|Bell, Alois - Al|
Submitted to: National Cotton Council Beltwide Cotton Conference
Publication Type: Abstract Only
Publication Acceptance Date: 1/12/2002
Publication Date: N/A
Technical Abstract: Two steps were taken toward transferring immunity to the reniform nematode (Rotylenchulus reniformis) from Gossypium longicalyx into G. hirsutum. In the first step, pollen from various G. hirsutum genotypes was used to pollinate two vegetatively propagated self-sterile triple-species hybrids. Seventy-one seed were obtained and when plants grown from them were simultaneously evaluated for reniform and root-knot nematode resistance, 10 were considered immune with 14 others resistant but not immune, 33 moderately susceptible, and 14 highly susceptible to the reniform nematode. One of the 14 plants resistant to the reniform was also resistant to the root-knot nematode. Susceptible controls were heavily infested with mature reniform nematode females whereas reniform nematode- resistant G. longicalyx controls had no mature nematodes. Nematode resistance assignments were confirmed by repotting plants, growing them another 4 months, and assaying soil within pots.

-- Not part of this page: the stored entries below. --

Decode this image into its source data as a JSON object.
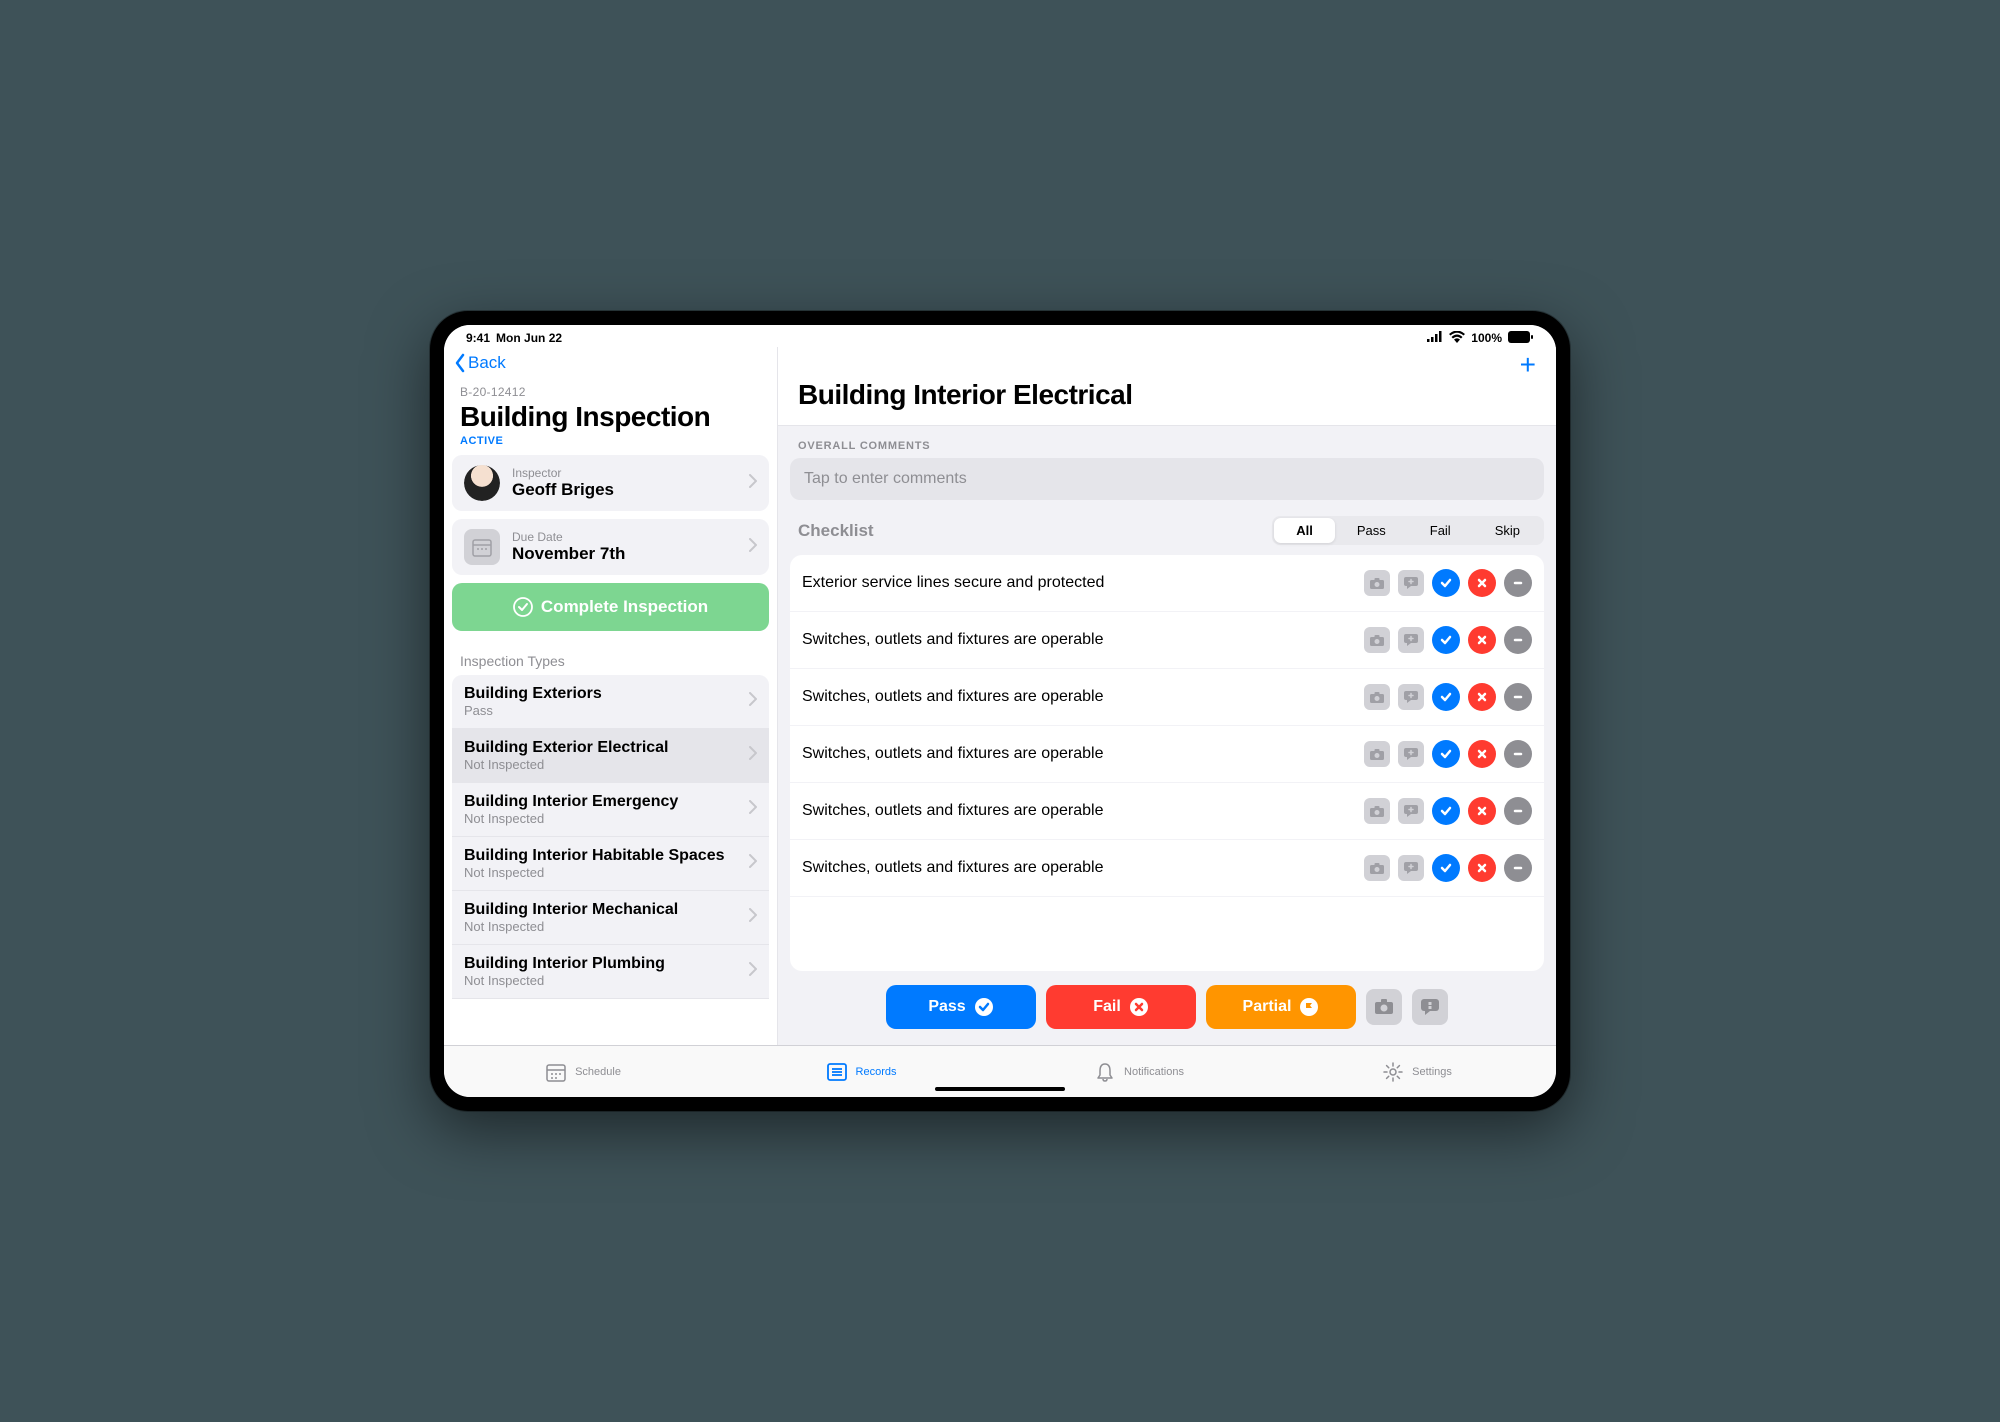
{
  "statusbar": {
    "time": "9:41",
    "date": "Mon Jun 22",
    "battery": "100%"
  },
  "nav": {
    "back": "Back"
  },
  "sidebar": {
    "case_id": "B-20-12412",
    "title": "Building Inspection",
    "status": "ACTIVE",
    "inspector": {
      "label": "Inspector",
      "name": "Geoff Briges"
    },
    "due": {
      "label": "Due Date",
      "value": "November 7th"
    },
    "complete_btn": "Complete Inspection",
    "types_label": "Inspection Types",
    "types": [
      {
        "name": "Building Exteriors",
        "status": "Pass"
      },
      {
        "name": "Building Exterior Electrical",
        "status": "Not Inspected",
        "selected": true
      },
      {
        "name": "Building Interior Emergency",
        "status": "Not Inspected"
      },
      {
        "name": "Building Interior Habitable Spaces",
        "status": "Not Inspected"
      },
      {
        "name": "Building Interior Mechanical",
        "status": "Not Inspected"
      },
      {
        "name": "Building Interior Plumbing",
        "status": "Not Inspected"
      }
    ]
  },
  "main": {
    "title": "Building Interior Electrical",
    "overall_label": "OVERALL COMMENTS",
    "comment_placeholder": "Tap to enter comments",
    "checklist_label": "Checklist",
    "filters": [
      "All",
      "Pass",
      "Fail",
      "Skip"
    ],
    "active_filter": "All",
    "items": [
      "Exterior service lines secure and protected",
      "Switches, outlets and fixtures are operable",
      "Switches, outlets and fixtures are operable",
      "Switches, outlets and fixtures are operable",
      "Switches, outlets and fixtures are operable",
      "Switches, outlets and fixtures are operable"
    ],
    "actions": {
      "pass": "Pass",
      "fail": "Fail",
      "partial": "Partial"
    }
  },
  "tabbar": {
    "tabs": [
      {
        "label": "Schedule"
      },
      {
        "label": "Records",
        "active": true
      },
      {
        "label": "Notifications"
      },
      {
        "label": "Settings"
      }
    ]
  }
}
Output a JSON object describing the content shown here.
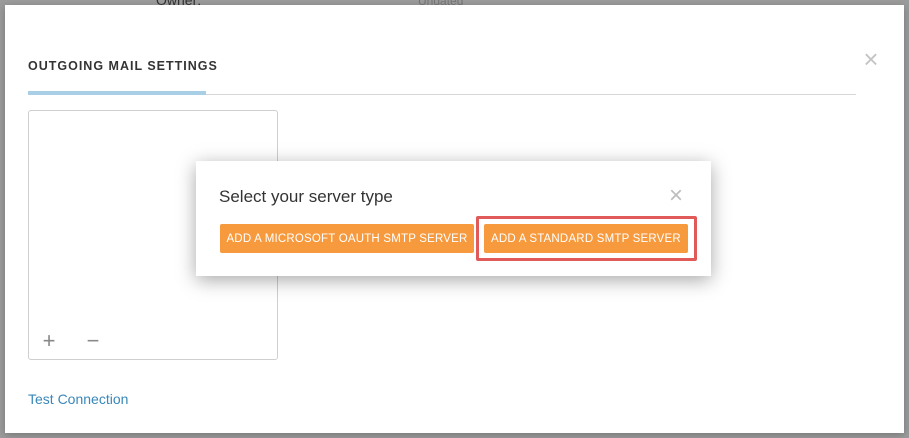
{
  "background": {
    "owner_label": "Owner:",
    "hint_text": "Undated"
  },
  "outer_modal": {
    "tab_title": "OUTGOING MAIL SETTINGS",
    "close_glyph": "×",
    "add_glyph": "+",
    "remove_glyph": "−",
    "test_connection": "Test Connection"
  },
  "dialog": {
    "title": "Select your server type",
    "close_glyph": "×",
    "buttons": [
      {
        "label": "ADD A MICROSOFT OAUTH SMTP SERVER"
      },
      {
        "label": "ADD A STANDARD SMTP SERVER"
      }
    ]
  },
  "colors": {
    "accent_orange": "#f79a3e",
    "highlight_red": "#e15a5a",
    "link_blue": "#3a87b8",
    "tab_underline": "#a9cfe6"
  }
}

In the second step, 44 F2 seed were generated from the four self-compatible plants and 112 second-backcross seed were generated by crossing 33 of the remaining 67 plants with pollen from root-knot nematode-resistant G. hirsutum genotypes. Altogether, 25 seed were obtained from plants rated as reniform nematode-immune and 39 from plants considered resistant. Forty-four seed had root-knot nematode-resistant male parents and 17 were from crosses between a reniform nematode-immune female and a root-knot nematode-resistant male parent. Successful root-knot nematode-resistant male parents included Acala Nem-X, Stoneville LA 887, LA RN 1032, LA 887, Auburn 623, Auburn 634, and Auburn M-315.